The new biking season is just around the corner and I have no inclination to sell this bike, so I guess it is, I am looking forward to some more fun, fun, fun!

2003 Suzuki LS 650 Savage from United States of America

Summary:

Pass on this one, not worth owning

Faults:

Oil leaks pop up here and there, some disappear on their own, other persist.

Eats batteries, at least one a year.

Being a thumper, it is very sensitive to riding speed as to how much vibration you can stand.

If you let it sit without riding much, you'll have a lot of fuel delivery problems.

General Comments:

Very uncomfortable bike to ride for more than about 20 mile trips, a complete redo on the seat helped.

The lack of a trip odometer is inexcusable; cheap, cheap, cheap.

I've owned over 24 motorcycles, been riding almost 50 years, and this is the only bike that I would not buy again. Handling is awkward, suspension is really bad. Good for a beginner because of the low seat height and low weight.

Suzuki should scrap this bike. If I had not owned other Suzuki's before I bought this one, I would never buy their products. If you can afford to spend a little more money, and must have a Suzuki, try the SV650, it is one of the finest bikes I have ever owned, I'm looking for another one right now.

Would you buy another motorcycle from this manufacturer? No

Review Date: 20th March, 2011

8th Jan 2015, 18:01

I have a 650 thumper. It's a great bike. I have had mine for 9 years now. Very dependable. It's not a real powerful bike, but it gets you to where you need to be.

Upkeep is low; oil changes, charging the battery, etc. Every 2 to 3 years you may have to change the cam chain, which is a bit pricey at around three to four hundred dollars.

It's fun to ride. Sometimes I forget where I'm going to because I am having a fun ride. It's like riding a mini chopper. I am always getting compliments on its style.

All around it's a great bike, and it's lightweight, so on the expressway you may get knocked around.

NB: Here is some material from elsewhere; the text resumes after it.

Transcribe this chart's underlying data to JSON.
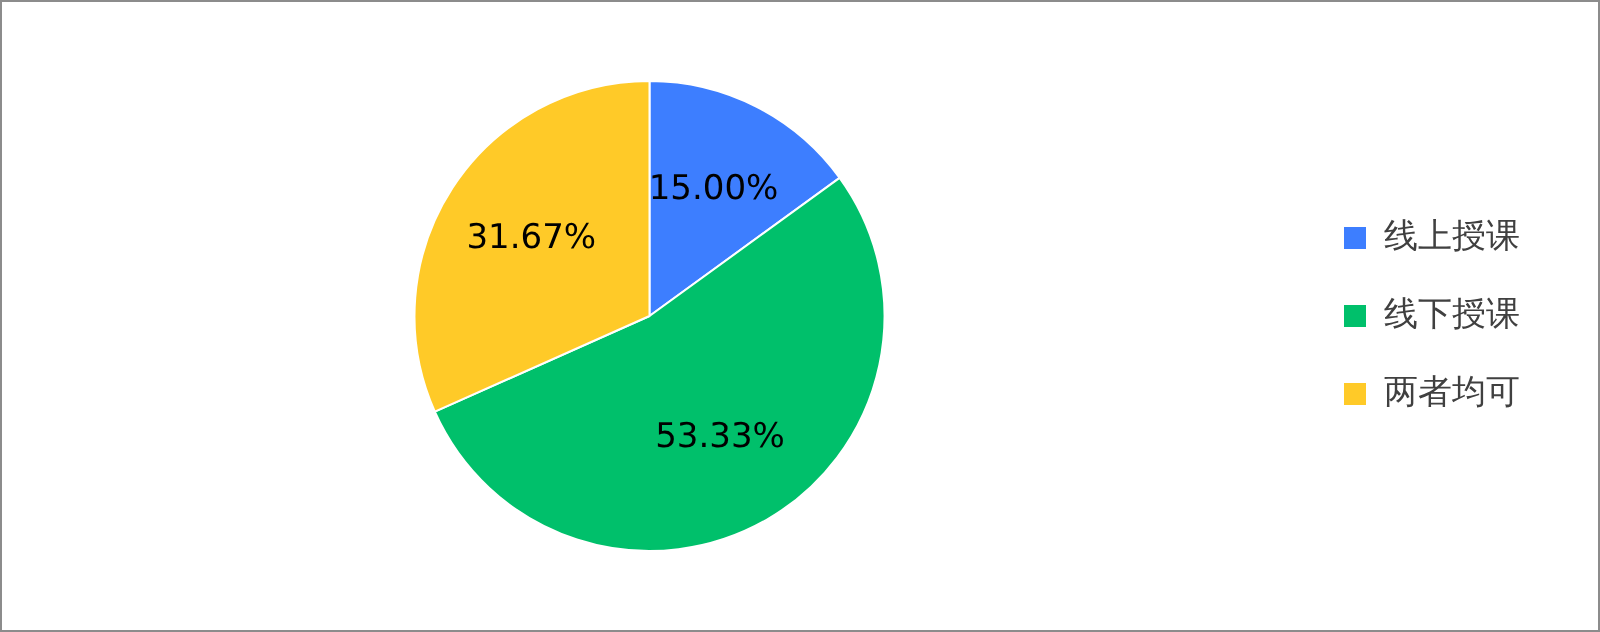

It's a great city bike. Good on gasoline; about 50 to 60 miles a gallon.

I have no problems with this bike. I've been riding for 16 plus years.

24th Aug 2015, 11:48

If you visit the Savage forum, you'll find a fix to that cam chain problem. One of the members makes and sells a modified slack adjuster that more than doubles the cam chain life. It's an easy fix and a LOT less expensive than having the cam chain replaced. Google Verslavy.

8th Sep 2015, 23:06

I have looked at the cam chain extender and slack adjusters to extend chain life.

However, both of these modifications may not give you a much longer life, because both of these modifications make the chain bending angle sharper, which makes the rate of chain wear even faster. Besides, installing slack adjusters or modifying adjusters, adding 1 more hole, may not be such a simple job; adding 1 more hole requires you to do a welding job; installing a slack adjuster makes you remove other parts to clear the area, and the cost of a slack adjuster may not be so cheap.

Modifications may give you a little more chain life, but not too much I think.